Everson spent months recovering before returning to action in an October scrimmage.

“When she ran on to the field as a starter, the stands erupted in applause and there were a lot of tears,” her mother, Carolyn Everson, said in an email. “She scored pretty quickly and the stands went crazy again and the tears this time were around happiness for a girl who was back out doing what she loves doing.” (Carolyn Everson is a member of the board of directors for the Walt Disney Company, ESPN’s parent company.)

Everson is among a handful of collegiate women lacrosse players who have suffered severe injuries in recent years. Officials called the injuries a byproduct of the sport’s evolution and a rules structure that some observers say has not kept pace with that change. Women’s lacrosse was long viewed as a noncontact sport and is played with little protective equipment even as it has grown more physical.

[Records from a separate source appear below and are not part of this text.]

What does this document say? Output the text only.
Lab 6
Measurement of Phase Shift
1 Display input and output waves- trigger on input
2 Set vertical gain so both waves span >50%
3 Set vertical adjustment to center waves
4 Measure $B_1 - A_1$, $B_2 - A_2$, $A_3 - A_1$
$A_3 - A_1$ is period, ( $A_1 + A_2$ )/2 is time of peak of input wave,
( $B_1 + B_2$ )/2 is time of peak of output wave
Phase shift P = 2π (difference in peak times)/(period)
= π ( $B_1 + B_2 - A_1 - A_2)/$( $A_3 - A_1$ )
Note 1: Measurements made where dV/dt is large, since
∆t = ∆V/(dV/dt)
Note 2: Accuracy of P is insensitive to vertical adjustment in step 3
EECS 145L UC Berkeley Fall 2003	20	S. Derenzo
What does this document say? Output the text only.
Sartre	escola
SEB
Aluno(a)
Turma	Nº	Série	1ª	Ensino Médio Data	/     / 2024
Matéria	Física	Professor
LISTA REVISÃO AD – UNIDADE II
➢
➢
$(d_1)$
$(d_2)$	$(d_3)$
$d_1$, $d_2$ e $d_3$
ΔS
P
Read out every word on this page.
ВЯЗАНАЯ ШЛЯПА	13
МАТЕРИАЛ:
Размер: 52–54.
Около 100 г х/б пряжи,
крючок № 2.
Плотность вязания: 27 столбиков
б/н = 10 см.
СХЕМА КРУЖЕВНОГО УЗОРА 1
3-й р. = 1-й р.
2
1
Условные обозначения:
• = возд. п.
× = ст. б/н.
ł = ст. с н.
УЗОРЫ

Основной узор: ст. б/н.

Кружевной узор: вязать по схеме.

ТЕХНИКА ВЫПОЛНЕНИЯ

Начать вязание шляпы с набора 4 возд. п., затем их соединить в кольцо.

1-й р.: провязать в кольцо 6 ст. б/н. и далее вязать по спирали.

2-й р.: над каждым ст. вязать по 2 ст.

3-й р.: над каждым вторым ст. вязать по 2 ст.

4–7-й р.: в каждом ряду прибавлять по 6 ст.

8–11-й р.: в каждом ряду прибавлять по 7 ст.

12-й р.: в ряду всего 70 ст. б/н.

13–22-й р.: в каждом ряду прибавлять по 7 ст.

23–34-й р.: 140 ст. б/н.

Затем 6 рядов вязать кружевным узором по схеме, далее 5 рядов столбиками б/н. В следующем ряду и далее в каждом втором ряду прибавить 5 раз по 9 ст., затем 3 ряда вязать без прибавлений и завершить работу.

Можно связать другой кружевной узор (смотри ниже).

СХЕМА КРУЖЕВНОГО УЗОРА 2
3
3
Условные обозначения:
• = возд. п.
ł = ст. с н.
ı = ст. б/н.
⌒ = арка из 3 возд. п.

“The ability to make contact in legal ways has led to players using their sticks in illegal ways, which then leads to foul and physical harm,” Wayne said.

Beyond toughening penalties, the oversight panel voted to allow players to wear close-fitting padded compression shirts under their jerseys next season. The shirts should limit serious injuries caused when lacrosse sticks jab into players’ midsections. Previously, the players had to apply to the NCAA for a waiver to wear the shirts.

The revised rules also require defenders to stay farther away while guarding players within an 8-meter arc of the goal, and all defenders in that area must be guarding another player, not just patrolling the area.

Meanwhile, as a result of Everson’s injury, Yale University has changed its policy and will have an ambulance present at women’s lacrosse games — a precaution usually limited at most universities to collision sports like hockey and football.

Everson, who has chosen to wear one of the protective shirts as she has worked herself back into playing condition, said she is optimistic about the changes.

“I think these rules have the potential to be successful, but we are very much in a trial-and-error period right now,” she said in an email. “I believe that focusing on mitigating cross checks and overly-aggressive play is the most important part of these rule changes — which comes from not only the rules themselves but also coaching and refereeing.”